Dear All,
I'm struggling a little with the behaviour of R with GLM interactions. In
particular, I have a dataset with two factors - call them factor A and
factor B, where I would like to fit a GLM that is factor A + (grouped
factor A):factor B.
To try to isolate this, I've ignored the original "factor A" part,
as that
I have this as a separate column in my data.
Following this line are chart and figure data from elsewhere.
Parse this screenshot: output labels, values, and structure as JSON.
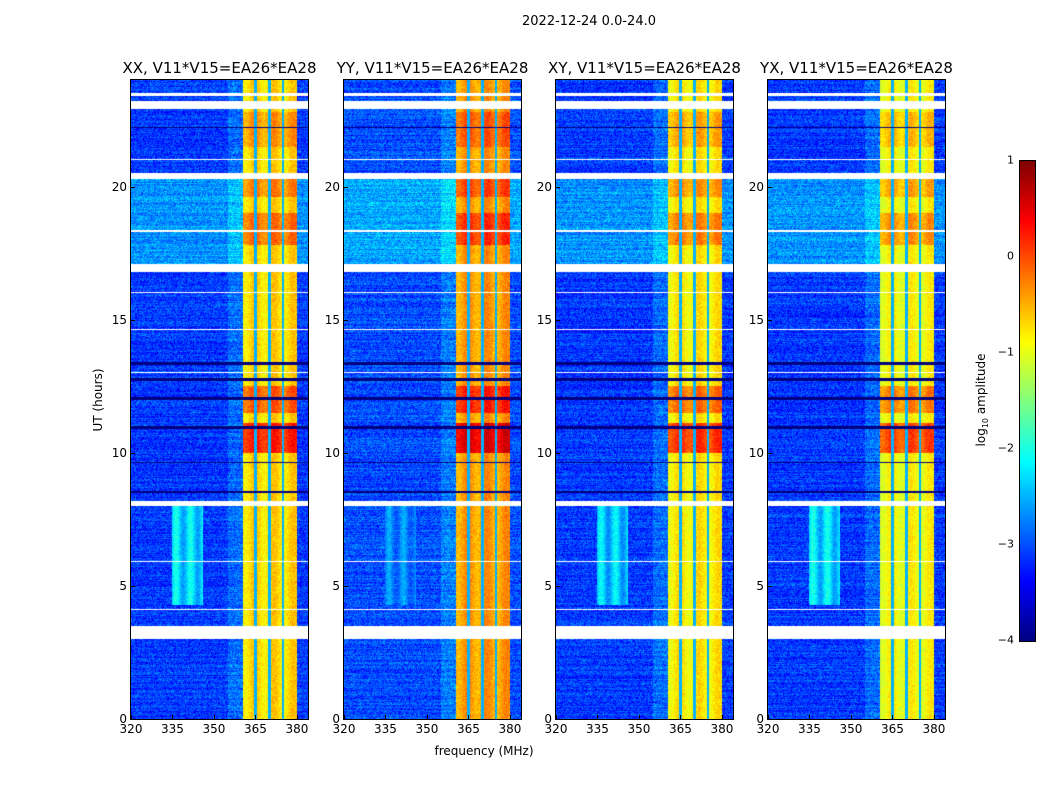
{
  "chart_data": {
    "type": "heatmap",
    "title": "2022-12-24 0.0-24.0",
    "xlabel": "frequency (MHz)",
    "ylabel": "UT (hours)",
    "xlim": [
      320,
      384
    ],
    "ylim": [
      0,
      24
    ],
    "xticks": [
      320,
      335,
      350,
      365,
      380
    ],
    "yticks": [
      0,
      5,
      10,
      15,
      20
    ],
    "colorbar": {
      "label_prefix": "log",
      "label_sub": "10",
      "label_suffix": " amplitude",
      "range": [
        -4,
        1
      ],
      "ticks": [
        1,
        0,
        -1,
        -2,
        -3,
        -4
      ],
      "colormap": "jet"
    },
    "panels": [
      {
        "title": "XX, V11*V15=EA26*EA28",
        "rfi_level": -0.7,
        "background_level": -3.1,
        "broad_feature_level": -2.3
      },
      {
        "title": "YY, V11*V15=EA26*EA28",
        "rfi_level": -0.4,
        "background_level": -3.0,
        "broad_feature_level": -2.8
      },
      {
        "title": "XY, V11*V15=EA26*EA28",
        "rfi_level": -0.8,
        "background_level": -3.1,
        "broad_feature_level": -2.4
      },
      {
        "title": "YX, V11*V15=EA26*EA28",
        "rfi_level": -0.9,
        "background_level": -3.1,
        "broad_feature_level": -2.3
      }
    ],
    "rfi_band_mhz": [
      360.5,
      380
    ],
    "rfi_subband_gaps_mhz": [
      365,
      370,
      375
    ],
    "broad_feature": {
      "freq_mhz": [
        335,
        346
      ],
      "hours": [
        4.3,
        8.0
      ]
    },
    "hot_periods": [
      {
        "hours": [
          10.0,
          11.1
        ],
        "delta": 0.9
      },
      {
        "hours": [
          11.5,
          12.5
        ],
        "delta": 0.6
      },
      {
        "hours": [
          17.8,
          19.0
        ],
        "delta": 0.5
      },
      {
        "hours": [
          19.6,
          20.3
        ],
        "delta": 0.4
      },
      {
        "hours": [
          21.5,
          22.8
        ],
        "delta": 0.3
      }
    ],
    "flagged_hours": [
      [
        3.0,
        3.5
      ],
      [
        8.0,
        8.2
      ],
      [
        16.8,
        17.1
      ],
      [
        20.3,
        20.5
      ],
      [
        22.9,
        23.2
      ],
      [
        23.4,
        23.5
      ],
      [
        4.1,
        4.15
      ],
      [
        5.9,
        5.95
      ],
      [
        13.0,
        13.05
      ],
      [
        14.6,
        14.65
      ],
      [
        16.0,
        16.05
      ],
      [
        18.3,
        18.35
      ],
      [
        21.0,
        21.05
      ]
    ],
    "dark_hours": [
      [
        12.0,
        12.1
      ],
      [
        12.7,
        12.8
      ],
      [
        13.3,
        13.4
      ],
      [
        10.9,
        11.0
      ],
      [
        8.5,
        8.55
      ],
      [
        9.6,
        9.65
      ],
      [
        22.2,
        22.25
      ]
    ]
  }
}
So, it looks like I have
factor A + factor B + factor C:factor B, but I don't want terms for the
base level of factor B for that factor C:factor B interaction.
An example of the data I'm trying to fit a model to could be as follows:
Record FactorA FactorB Weight Response
1 1 1 1 0.73
2 1 2 0.5 0
3 1 3 1 1.00
4 2 1 0.33 2.77
5 2 2 0.4 0
6 2 3 5 0
(I've given a sample here, as my data has around 10,000 records and about
30 columns).
So, I've prepared my data using something similar to:
glmdata <- read.table("C:\\MyData.csv", sep=",",
header=TRUE)
glmdata$FactorA <- C(factor(glmdata$FactorA),base=1)
glmdata$FactorB <- C(factor(glmdata$FactorB),base=2)
glmfit <- glm(Response ~ 1 + FactorA:FactorB, family=(Gamma(
link="log")), weights = Weight, data=glmdata)
After some playing around, I've found I get slightly different results
with FactorA*FactorB, FactorA+FactorB+FactorA:FactorB, FactorA:FactorB -
but whatever I do I always get 6 coefficients.
Really what I would like to do is to ask for FactorA*FactorB less the
entries in the design matrix that I get from FactorA and FactorB. This
would leave me with the design matrix being:
Record Mean FactorA2:FactorB1 FactorA2:FactorB3
1 1 0 0
2 1 0 0
3 1 0 0
4 1 1 0
5 1 0 0
6 1 0 1
If anyone has any advice on how I could make this happen, I'd be very
grateful!
Thanks in advance,
Colin Towers.